Pourquoi les membres des couches les plus favorisées de nos sociétés occupent-ils une position aussi avantageuse ? Pour répondre à cette question, il convient sans doute de se demander comment ils y sont arrivés mais aussi comment ils font pour conserver cette position dans la durée et pour se la transmettre de génération en génération. Thomas Piketty, qui a récemment soulevé la question de la concentration des richesses et de l’accroissement des inégalités sociales qu’elle cause, n’est pas le seul à s’intéresser à ces questions et, assez logiquement, un pays aussi inégalitaire que les États-Unis produit son lot de recherches sur ces questions.

Parmi celles-ci se trouve le premier livre d’un sociologue de l’University of Columbia, Shamus Khan, récemment traduit en français sous le titre La nouvelle école des élites (paru en 2011 chez Princeton University Press sous le titre Privilege. The Making of an Adolescent Elite at St. Paul’s School). Après avoir été élève d’un lycée d’élite américain dénommé Saint-Paul, il y a enseigné, ce qui lui a donné un poste d’observation de choix pour étudier le lycée et interagir avec le corps enseignant et les jeunes. Depuis plus de 100 ans, il s’agit d’un des lycées qui forme les enfants des élites américaines, qui sont eux-mêmes destinés à occuper des positions en vue dans la société américaine de demain. Quelle éducation reçoivent-ils ? Qu’apprennent-ils ? Comment et en quoi cela les prépare-t-il à endosser leur futur ?

L’auteur décortique patiemment et dans le détail le fonctionnement de ces élites et, ce faisant, une série de lieux communs qui y sont attachés. Si ce pensionnant accueille ses élèves « au mérite » et en plaçant haut la barre des exigences, les enfants extrêmement riches forment la majorité du contingent. Si l’auteur, issu de la classe moyenne et ayant des parents immigrés, a pu, dans sa jeunesse, fréquenter l’établissement, comme un certain nombre de jeunes issus de minorités ou de milieux peu favorisés, les différences de statut entre élèves sont réelles et visibles.

L’intérêt principal de ce livre, outre le fait qu’il raconte une histoire s’appuyant sur de nombreuses descriptions de situations auxquelles a assisté l’auteur, se situe dans son apport pour comprendre comment les classes dominantes légitiment leur position. Plutôt que de se penser intrinsèquement au-dessus du lot, et détenteurs d’une culture et d’un savoir supérieurs dont ils seraient les seuls détenteurs, ces individus s’affichent plus ouverts d’esprit, plus tolérants, et valorisent une forme de méritocratie, également adoptée par une large part de la société. Évidemment, les critères selon lesquels quelqu’un est jugé méritant favorisent ceux qui ont le plus de ressources pour s’y conformer, au détriment des autres.
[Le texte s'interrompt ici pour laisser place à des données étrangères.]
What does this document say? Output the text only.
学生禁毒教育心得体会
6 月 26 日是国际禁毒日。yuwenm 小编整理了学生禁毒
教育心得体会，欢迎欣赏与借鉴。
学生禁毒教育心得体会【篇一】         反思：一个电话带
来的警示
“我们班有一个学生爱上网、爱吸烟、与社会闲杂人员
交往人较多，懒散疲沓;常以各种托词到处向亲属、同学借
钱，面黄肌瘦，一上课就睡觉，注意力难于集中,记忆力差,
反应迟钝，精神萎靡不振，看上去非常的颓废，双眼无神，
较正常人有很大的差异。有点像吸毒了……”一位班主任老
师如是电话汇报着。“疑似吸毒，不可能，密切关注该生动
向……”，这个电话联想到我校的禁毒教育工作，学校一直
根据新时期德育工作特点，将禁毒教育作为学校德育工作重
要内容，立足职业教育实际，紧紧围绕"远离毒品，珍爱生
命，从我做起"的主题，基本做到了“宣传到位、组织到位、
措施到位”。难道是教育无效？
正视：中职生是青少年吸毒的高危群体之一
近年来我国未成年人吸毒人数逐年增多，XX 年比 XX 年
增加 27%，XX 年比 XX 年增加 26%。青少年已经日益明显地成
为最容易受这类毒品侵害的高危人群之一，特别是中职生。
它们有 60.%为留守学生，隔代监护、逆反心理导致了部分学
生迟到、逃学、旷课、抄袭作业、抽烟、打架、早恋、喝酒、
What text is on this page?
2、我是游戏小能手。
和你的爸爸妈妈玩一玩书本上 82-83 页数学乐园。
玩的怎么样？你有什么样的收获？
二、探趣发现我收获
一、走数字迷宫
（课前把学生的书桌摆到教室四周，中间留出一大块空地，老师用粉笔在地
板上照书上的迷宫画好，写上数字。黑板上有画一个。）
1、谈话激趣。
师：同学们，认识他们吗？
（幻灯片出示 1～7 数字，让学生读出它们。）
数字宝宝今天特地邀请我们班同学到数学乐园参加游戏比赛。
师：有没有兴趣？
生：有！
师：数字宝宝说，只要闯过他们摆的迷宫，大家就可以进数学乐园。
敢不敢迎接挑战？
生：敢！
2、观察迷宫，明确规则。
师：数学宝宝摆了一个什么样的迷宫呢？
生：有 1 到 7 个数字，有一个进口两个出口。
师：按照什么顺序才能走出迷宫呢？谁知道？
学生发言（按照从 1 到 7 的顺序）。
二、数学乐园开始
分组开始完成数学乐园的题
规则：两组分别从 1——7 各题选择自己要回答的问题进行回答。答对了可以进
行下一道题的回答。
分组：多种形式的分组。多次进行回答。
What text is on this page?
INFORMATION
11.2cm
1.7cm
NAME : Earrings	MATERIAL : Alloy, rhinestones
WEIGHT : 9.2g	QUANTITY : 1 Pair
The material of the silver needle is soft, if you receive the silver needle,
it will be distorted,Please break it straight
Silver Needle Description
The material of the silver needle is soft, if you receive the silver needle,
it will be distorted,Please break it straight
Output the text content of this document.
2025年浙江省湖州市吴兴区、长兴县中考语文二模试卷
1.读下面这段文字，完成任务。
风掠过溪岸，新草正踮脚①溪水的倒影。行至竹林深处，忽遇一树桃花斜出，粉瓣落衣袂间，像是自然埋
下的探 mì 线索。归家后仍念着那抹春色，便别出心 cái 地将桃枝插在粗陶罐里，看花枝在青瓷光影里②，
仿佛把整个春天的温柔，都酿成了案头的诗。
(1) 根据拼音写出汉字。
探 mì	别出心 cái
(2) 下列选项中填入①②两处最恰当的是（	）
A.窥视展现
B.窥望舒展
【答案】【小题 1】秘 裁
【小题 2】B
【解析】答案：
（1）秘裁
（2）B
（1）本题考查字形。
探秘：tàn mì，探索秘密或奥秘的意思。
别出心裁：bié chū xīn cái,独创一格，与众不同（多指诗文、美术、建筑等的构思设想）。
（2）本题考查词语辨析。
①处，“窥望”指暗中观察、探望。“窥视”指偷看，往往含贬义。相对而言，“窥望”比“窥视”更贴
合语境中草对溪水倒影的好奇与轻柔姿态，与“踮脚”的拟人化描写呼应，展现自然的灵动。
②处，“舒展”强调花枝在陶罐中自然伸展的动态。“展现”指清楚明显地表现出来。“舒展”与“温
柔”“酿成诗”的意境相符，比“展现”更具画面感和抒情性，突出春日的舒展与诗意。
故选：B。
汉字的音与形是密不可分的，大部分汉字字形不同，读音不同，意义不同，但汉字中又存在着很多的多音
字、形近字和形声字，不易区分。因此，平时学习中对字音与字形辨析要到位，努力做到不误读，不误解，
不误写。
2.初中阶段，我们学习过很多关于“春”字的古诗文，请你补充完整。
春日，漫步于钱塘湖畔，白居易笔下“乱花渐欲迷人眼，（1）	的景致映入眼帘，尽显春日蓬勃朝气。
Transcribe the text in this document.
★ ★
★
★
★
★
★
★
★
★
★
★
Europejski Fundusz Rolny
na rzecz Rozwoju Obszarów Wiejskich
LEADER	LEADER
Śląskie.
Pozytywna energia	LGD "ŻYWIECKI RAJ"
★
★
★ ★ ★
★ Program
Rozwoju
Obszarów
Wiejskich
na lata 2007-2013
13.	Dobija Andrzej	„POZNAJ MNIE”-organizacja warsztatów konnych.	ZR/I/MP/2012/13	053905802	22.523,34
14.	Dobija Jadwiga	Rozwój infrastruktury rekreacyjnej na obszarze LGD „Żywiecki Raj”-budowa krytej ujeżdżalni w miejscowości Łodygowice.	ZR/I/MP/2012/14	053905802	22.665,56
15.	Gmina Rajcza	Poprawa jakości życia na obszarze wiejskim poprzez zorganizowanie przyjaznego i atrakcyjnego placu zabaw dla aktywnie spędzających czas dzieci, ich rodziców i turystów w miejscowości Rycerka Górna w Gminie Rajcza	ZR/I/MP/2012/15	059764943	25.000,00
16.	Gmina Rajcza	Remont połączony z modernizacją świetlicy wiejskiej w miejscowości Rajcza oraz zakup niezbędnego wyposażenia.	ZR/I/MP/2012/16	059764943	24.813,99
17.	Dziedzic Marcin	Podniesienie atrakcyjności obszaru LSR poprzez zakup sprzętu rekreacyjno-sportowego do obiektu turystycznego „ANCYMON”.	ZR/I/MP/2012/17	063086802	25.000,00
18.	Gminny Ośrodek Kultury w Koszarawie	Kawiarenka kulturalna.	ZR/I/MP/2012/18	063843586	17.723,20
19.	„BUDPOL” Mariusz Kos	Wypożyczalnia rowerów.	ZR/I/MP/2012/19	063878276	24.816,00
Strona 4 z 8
Ce que démontre Shamus Khan, c’est que cette école forme des jeunes qui y apprennent à incarner le privilège, et faire en sorte que cela paraisse normal et légitime, non du fait de leur position dans la société, mais de par les mérites dont ils font preuve (ou, en tout cas, ce qu’ils affichent comme tels). Leurs pratiques culturelles ne sont dès lors plus élitistes de la même manière qu’elles l’étaient auparavant. Elles témoignent désormais d’une large ouverture au monde, ayant le luxe de s’intéresser à tout, des classiques de la culture aux formes plus récentes ou plus illégitimes de celle-ci. Si le lycée et la société ici étudiés sont fort différents des contextes français ou belge, le livre n’en apporte pas moins de la matière à penser pour comprendre comment les inégalités sociales se reproduisent et s’accroissent.

Au final, La nouvelle école des élites est un ouvrage extrêmement bien écrit, agréable à lire et en prise sur la réalité. Il permet une véritable plongée dans un lieu où la plupart d’entre nous ne rentrera jamais et sur lequel plane un certain mystère. Envie d’en savoir plus sur ce livre ? Jetez un œil à cet entretien avec l’auteur qui a été publié sur La Vie des Idées.

La nouvelle école des élites, de Shamus Khan, traduit de l’anglais par Damien-Guillaume et Marie-Blanche Audollent, Marseille, Agone, 2015, 408 p., 25 €. ISBN : 9782748902402.